Mosbacher's daughter Dee, a lesbian, is a psychiatrist, filmmaker, and activist. Her 1994 short documentary Straight From the Heart, nominated for an Academy Award, featured parents discussing their gay and lesbian children and was a response to antigay statements by Republicans.
Robert Mosbacher, who served as U.S. secretary of Commerce from 1989 to 1992 and was influential in creating the North American Free Trade Agreement, had "walk a delicate line between the personal and political," The Washington Post noted. He made headlines when, in 1992, while working on the Bush-Quayle election campaign, he met with gay activists to discuss discrimination, AIDS, and homophobic campaign rhetoric. He agreed to the meeting in support of his daughter, but he received much criticism for it from the far right.
"Having the highest-ranking member of your re-election campaign meet with the homosexual lobby is a direct contradiction to your attempts to portray your administration as pro-family," Reverend Morris Chapman, president of the Southern Baptist Convention, wrote at the time.

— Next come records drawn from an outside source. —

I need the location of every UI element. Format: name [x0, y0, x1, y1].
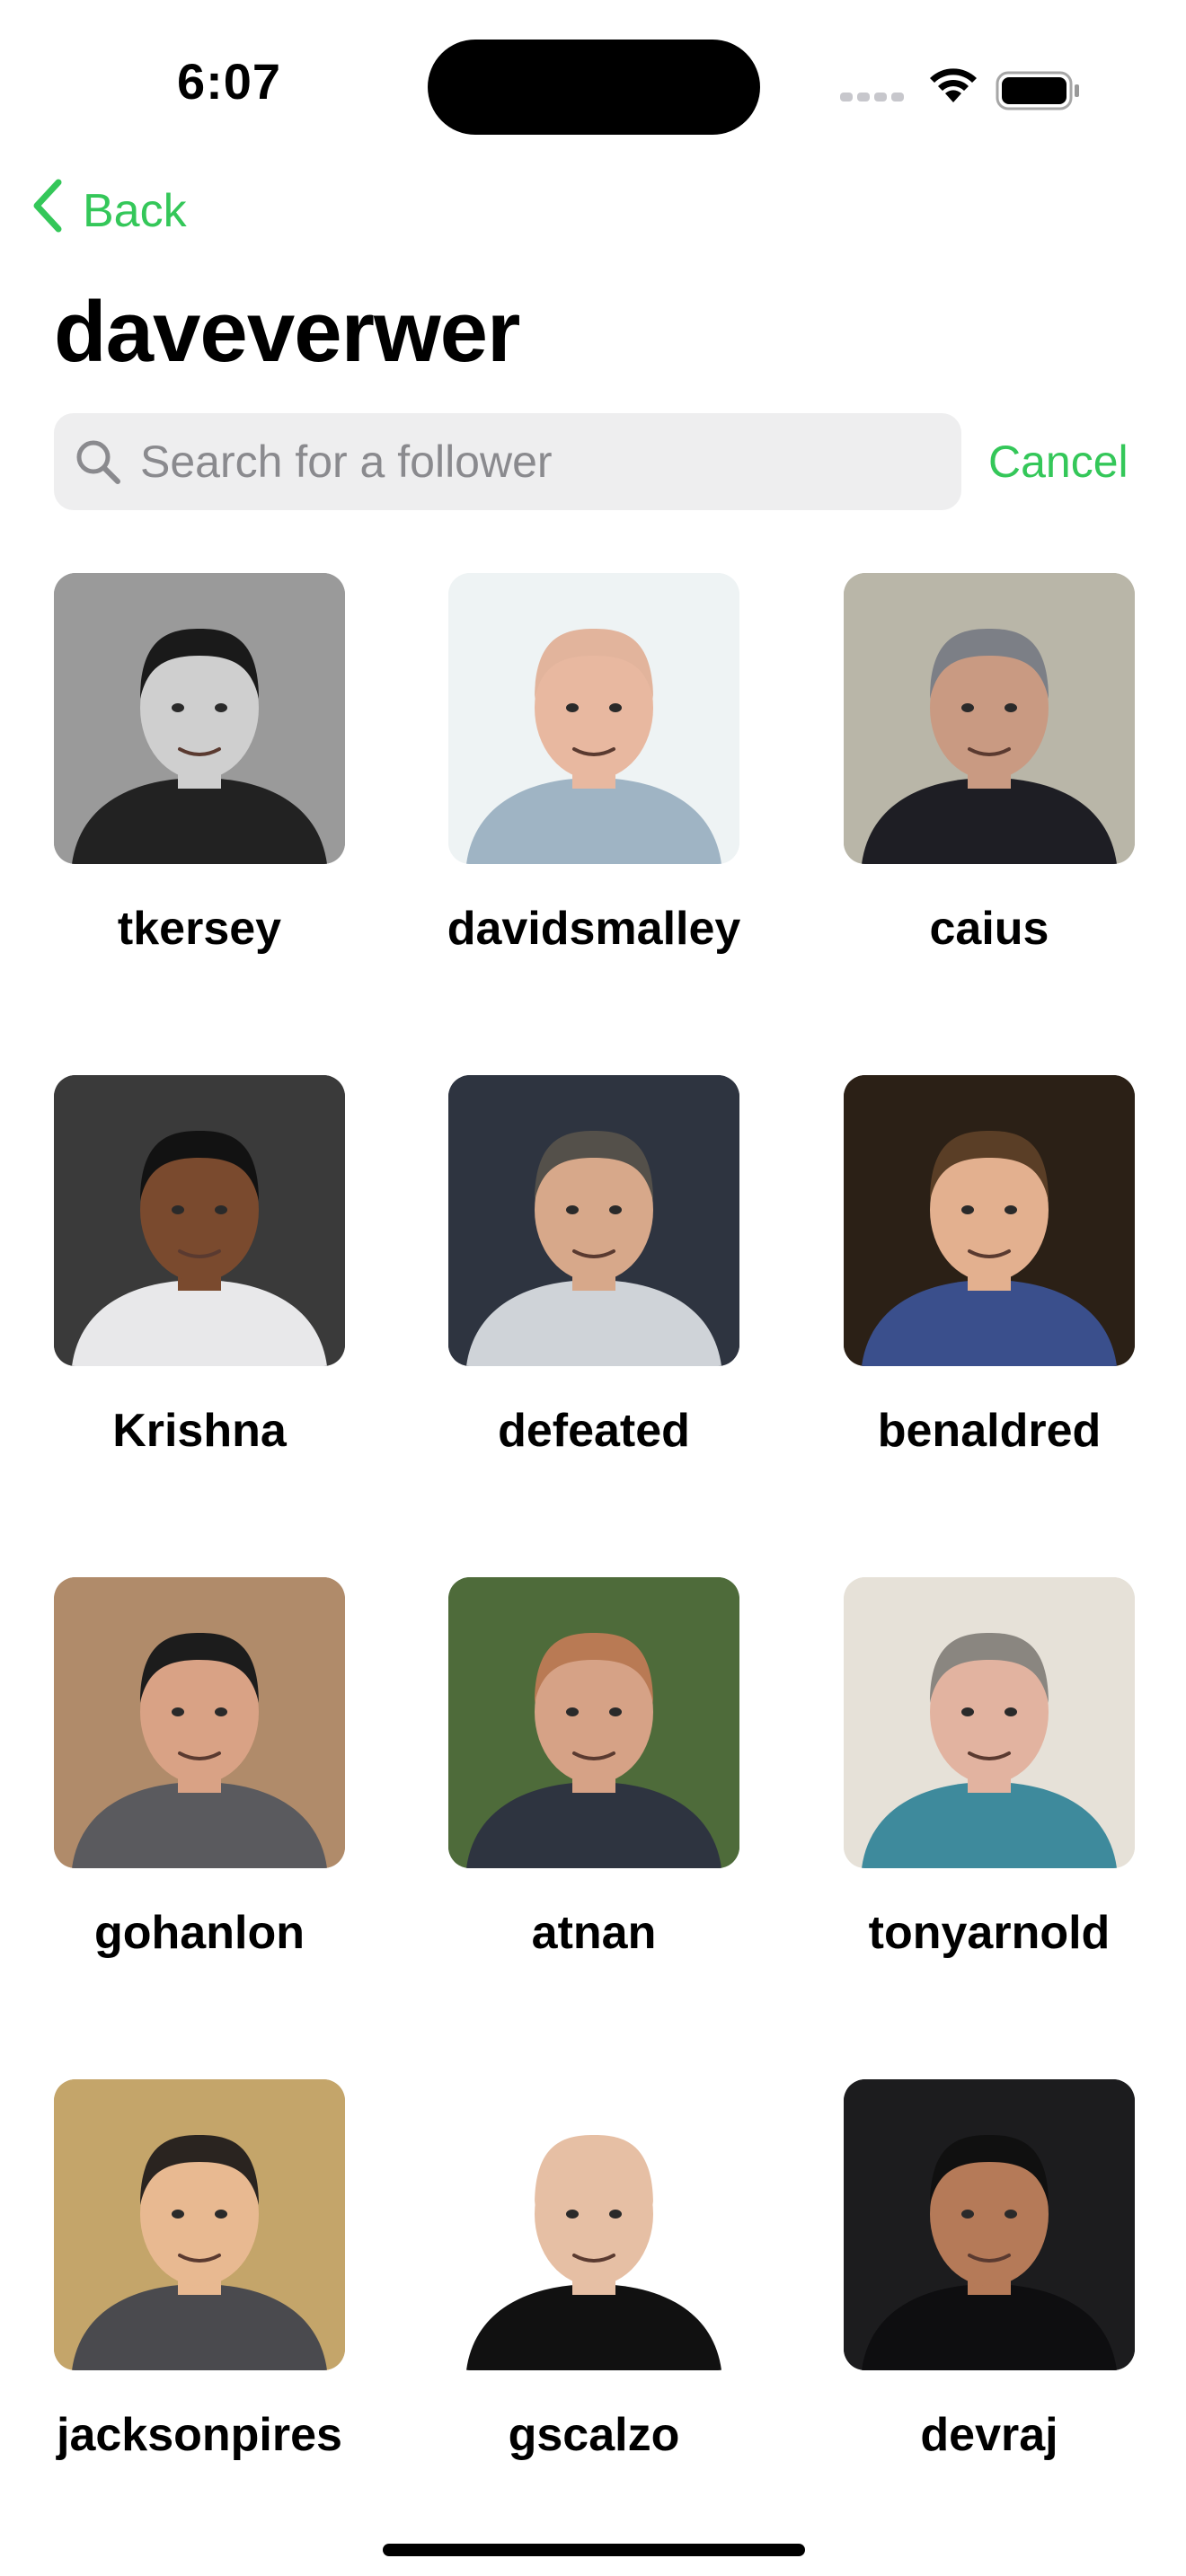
follower-avatar [54, 1577, 345, 1868]
follower-avatar [448, 1577, 739, 1868]
cancel-button[interactable]: Cancel [988, 431, 1128, 492]
follower-avatar [54, 2079, 345, 2370]
follower-username: benaldred [877, 1405, 1102, 1457]
follower-username: atnan [531, 1907, 657, 1959]
follower-avatar [844, 1075, 1135, 1366]
follower-username: tonyarnold [868, 1907, 1111, 1959]
follower-avatar [54, 1075, 345, 1366]
follower-avatar [844, 2079, 1135, 2370]
follower-avatar [844, 1577, 1135, 1868]
search-placeholder: Search for a follower [140, 437, 553, 487]
follower-username: davidsmalley [447, 903, 741, 955]
cellular-signal-icon [840, 90, 908, 106]
wifi-icon [925, 63, 981, 109]
follower-username: gohanlon [94, 1907, 305, 1959]
follower-avatar [448, 573, 739, 864]
dynamic-island [428, 40, 760, 135]
follower-avatar [448, 1075, 739, 1366]
back-label: Back [83, 185, 187, 237]
back-button[interactable]: Back [32, 179, 187, 244]
chevron-left-icon [32, 179, 63, 244]
follower-username: tkersey [117, 903, 282, 955]
page-title: daveverwer [54, 284, 520, 380]
follower-username: gscalzo [508, 2409, 680, 2461]
status-time: 6:07 [176, 53, 282, 110]
follower-username: defeated [498, 1405, 690, 1457]
follower-username: devraj [920, 2409, 1058, 2461]
search-input[interactable]: Search for a follower [54, 413, 961, 510]
follower-avatar [54, 573, 345, 864]
search-icon [74, 437, 122, 486]
follower-username: Krishna [112, 1405, 287, 1457]
follower-username: caius [929, 903, 1049, 955]
status-bar: 6:07 [0, 0, 1186, 162]
follower-avatar [844, 573, 1135, 864]
follower-username: jacksonpires [57, 2409, 342, 2461]
follower-avatar [448, 2079, 739, 2370]
home-indicator [383, 2544, 805, 2556]
battery-icon [996, 70, 1082, 116]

His opposition to the meeting was echoed by several other right-wingers, including a pre-speaker of the House Newt Gingrich. The Bush campaign told conservatives the meeting was "a personal decision" for Mosbacher. Dee Mosbacher had been critical of her father and George H.W. Bush for allowing homophobic statements such as those made by various speakers at the 1992 Republican National Convention, although she believed neither Robert Mosbacher nor Bush truly supported the far right's antigay agenda.
Robert Mosbacher was also a close friend of now-Houston mayor Annise Parker, who worked for his company Mosbacher Energy for 18 years and pushed for his inclusion in the Houston Hall of Fame while she was a city council member.

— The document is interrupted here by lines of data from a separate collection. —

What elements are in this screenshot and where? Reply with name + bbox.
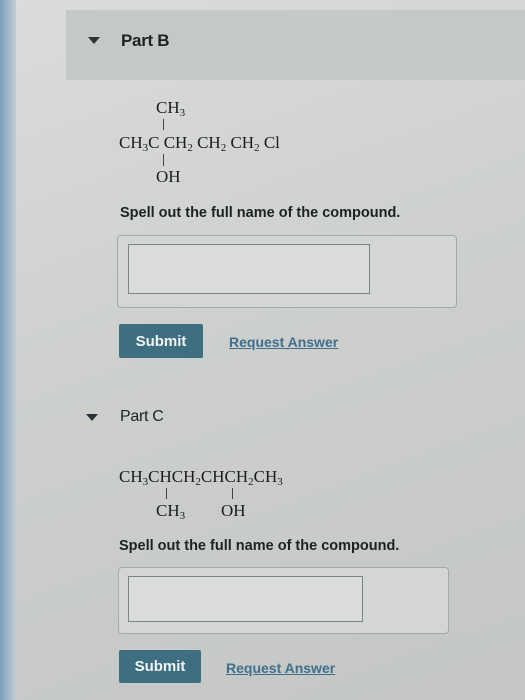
left-edge-strip: [0, 0, 16, 700]
methyl-substituent: CH3: [156, 501, 186, 522]
part-b-submit-button[interactable]: Submit: [119, 324, 203, 358]
part-c-prompt: Spell out the full name of the compound.: [119, 538, 400, 554]
bond-line-up: [163, 119, 164, 130]
part-c-title: Part C: [120, 408, 164, 425]
part-c-request-answer-link[interactable]: Request Answer: [226, 660, 335, 676]
bond-line-down: [163, 154, 164, 166]
main-chain: CH3C CH2 CH2 CH2 Cl: [119, 133, 280, 154]
part-c-submit-button[interactable]: Submit: [119, 650, 201, 683]
part-c-answer-input[interactable]: [128, 576, 363, 622]
bond-line-down-right: [232, 488, 233, 499]
caret-down-icon[interactable]: [86, 414, 98, 421]
part-b-request-answer-link[interactable]: Request Answer: [229, 334, 338, 350]
part-b-title: Part B: [121, 31, 170, 50]
main-chain: CH3CHCH2CHCH2CH3: [119, 467, 283, 488]
bond-line-down-left: [166, 488, 167, 499]
top-methyl-substituent: CH3: [156, 98, 186, 119]
hydroxyl-substituent: OH: [221, 501, 246, 520]
part-b-prompt: Spell out the full name of the compound.: [120, 205, 401, 221]
part-b-answer-input[interactable]: [128, 244, 370, 294]
caret-down-icon[interactable]: [88, 37, 100, 44]
hydroxyl-substituent: OH: [156, 167, 181, 186]
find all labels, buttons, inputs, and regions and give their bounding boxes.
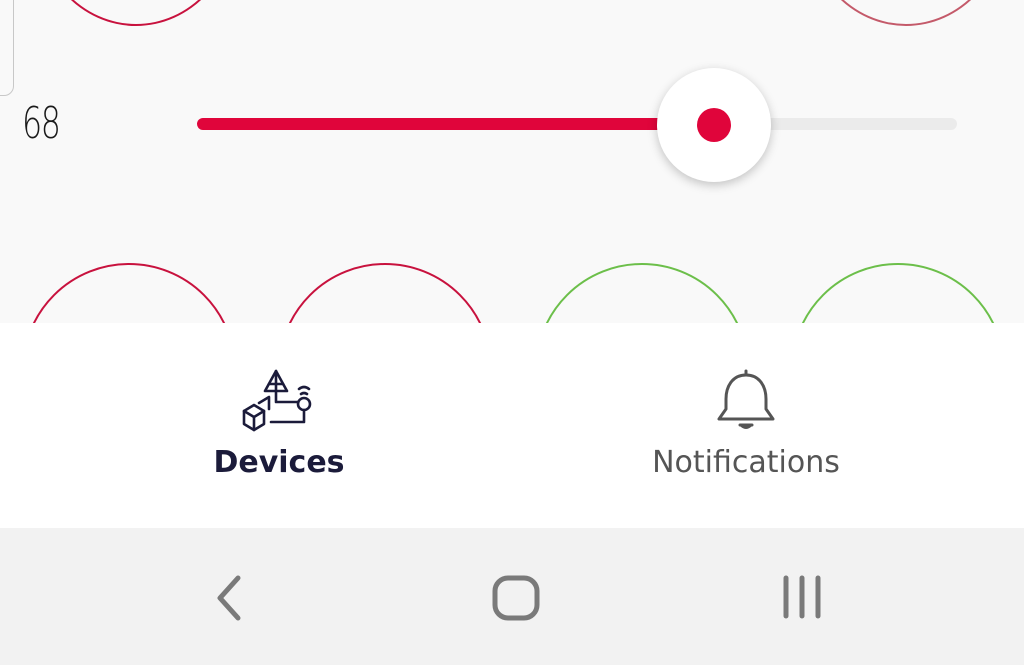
home-button[interactable] xyxy=(486,568,546,628)
slider-value-label: 68 xyxy=(22,98,61,149)
nav-notifications-label: Notifications xyxy=(652,445,840,480)
device-tile-circle[interactable] xyxy=(806,0,1006,26)
slider-thumb-dot xyxy=(697,108,731,142)
slider-fill xyxy=(197,118,714,130)
device-tile-circle[interactable] xyxy=(22,263,236,323)
home-icon xyxy=(492,575,540,621)
back-button[interactable] xyxy=(200,568,260,628)
back-icon xyxy=(217,575,241,621)
nav-notifications-tab[interactable]: Notifications xyxy=(596,323,896,528)
recents-button[interactable] xyxy=(772,568,832,628)
slider-thumb[interactable] xyxy=(657,68,771,182)
recents-icon xyxy=(783,575,821,619)
device-tile-circle[interactable] xyxy=(535,263,749,323)
nav-devices-tab[interactable]: Devices xyxy=(129,323,429,528)
bell-icon xyxy=(706,367,786,437)
device-tile-circle[interactable] xyxy=(278,263,492,323)
device-tile-circle[interactable] xyxy=(36,0,236,26)
edge-panel-handle[interactable] xyxy=(0,0,14,96)
level-slider[interactable] xyxy=(197,68,957,182)
bottom-navigation: Devices Notifications xyxy=(0,323,1024,528)
nav-devices-label: Devices xyxy=(213,445,345,480)
device-tile-circle[interactable] xyxy=(791,263,1005,323)
main-content: 68 xyxy=(0,0,1024,323)
devices-icon xyxy=(239,367,319,437)
system-navigation-bar xyxy=(0,528,1024,665)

"When I stepped into the City Controller's office, managing about 75 people -- the first time I'd had to manage a staff that large -- I very much channeled Bob Mosbacher," she told the Houston Chronicle. "I was sort of a cog in the wheel there, a number cruncher, but he had a profound influence on me. He made it clear he knew something about me personally. He felt it important to make that connection to people. It was good for business and it made the office run more smoothly. I also learned you never fall in love with a deal. The numbers always have to make sense. That is a value I absorbed there and have tried to take into government."